Lighting Segment OutlookGrowth

Stable/Accelerating. Management anticipates 'continued year-over-year revenue growth' entering 26H2. Supported by book-to-bill > 1.0x and orders up 10%.

Display Solutions OutlookResumption of Growth

Reversing. After the Q2 decline (-10%), management expects a 'resumption of growth' in H2. Supported by an 8% increase in total orders and double-digit order growth in Grocery.

Key Questions

Display Segment Turnaround Visibility

You guided for a 'resumption of growth' in Display Solutions in H2. With Q2 down 10% and Mexico just starting to recover, is this growth expected to be organic, or does it rely on the backlog conversion from the Grocery order uptick?

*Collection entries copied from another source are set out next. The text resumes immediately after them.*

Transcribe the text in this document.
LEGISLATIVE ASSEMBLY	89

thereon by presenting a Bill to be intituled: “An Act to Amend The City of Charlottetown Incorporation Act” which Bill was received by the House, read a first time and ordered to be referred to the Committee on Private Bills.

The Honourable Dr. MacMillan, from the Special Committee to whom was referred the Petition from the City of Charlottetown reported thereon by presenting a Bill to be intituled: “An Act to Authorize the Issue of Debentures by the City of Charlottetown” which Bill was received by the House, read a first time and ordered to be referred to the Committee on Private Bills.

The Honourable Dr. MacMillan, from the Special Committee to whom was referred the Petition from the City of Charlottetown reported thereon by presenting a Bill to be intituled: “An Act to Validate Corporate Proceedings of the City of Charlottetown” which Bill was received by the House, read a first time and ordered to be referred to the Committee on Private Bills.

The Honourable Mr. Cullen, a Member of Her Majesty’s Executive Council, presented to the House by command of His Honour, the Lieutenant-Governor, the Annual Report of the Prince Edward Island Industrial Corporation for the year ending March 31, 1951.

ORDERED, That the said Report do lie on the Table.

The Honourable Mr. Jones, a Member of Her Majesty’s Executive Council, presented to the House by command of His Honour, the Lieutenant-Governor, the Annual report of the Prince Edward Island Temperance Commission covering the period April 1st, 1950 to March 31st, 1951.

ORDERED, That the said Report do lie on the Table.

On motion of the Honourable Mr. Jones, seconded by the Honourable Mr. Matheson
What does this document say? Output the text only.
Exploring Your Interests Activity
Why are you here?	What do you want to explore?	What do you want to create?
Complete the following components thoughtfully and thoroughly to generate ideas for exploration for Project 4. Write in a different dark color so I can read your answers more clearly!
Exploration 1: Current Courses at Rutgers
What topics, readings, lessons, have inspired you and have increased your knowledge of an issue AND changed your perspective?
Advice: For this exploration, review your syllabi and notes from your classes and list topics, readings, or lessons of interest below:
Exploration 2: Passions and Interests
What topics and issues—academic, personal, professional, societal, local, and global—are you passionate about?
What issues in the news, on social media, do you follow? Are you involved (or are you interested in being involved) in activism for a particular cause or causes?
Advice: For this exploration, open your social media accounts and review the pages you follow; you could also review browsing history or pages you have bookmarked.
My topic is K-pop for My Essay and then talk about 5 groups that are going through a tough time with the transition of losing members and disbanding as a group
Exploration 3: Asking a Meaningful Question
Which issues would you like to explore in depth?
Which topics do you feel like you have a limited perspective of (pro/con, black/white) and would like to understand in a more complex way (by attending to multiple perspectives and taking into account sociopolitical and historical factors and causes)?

Capital Allocation at 0.4x Leverage

Net leverage is now effectively zero at 0.4x. With $100M+ in liquidity, are you prioritizing larger transformational M&A, or should investors expect a more aggressive return of capital via buybacks given the low float?

Grocery Order Conversion

You noted Grocery orders increased double-digits in Q2. What is the typical conversion cycle for these orders? Will this benefit Q3 revenue materially, or is this a Q4/FY27 story?

Pricing vs. Volume in Lighting

Lighting grew 15% with strong margin expansion. How much of this was driven by pure volume versus pricing/mix actions, and are you seeing any competitive pricing pressure in the large project vertical?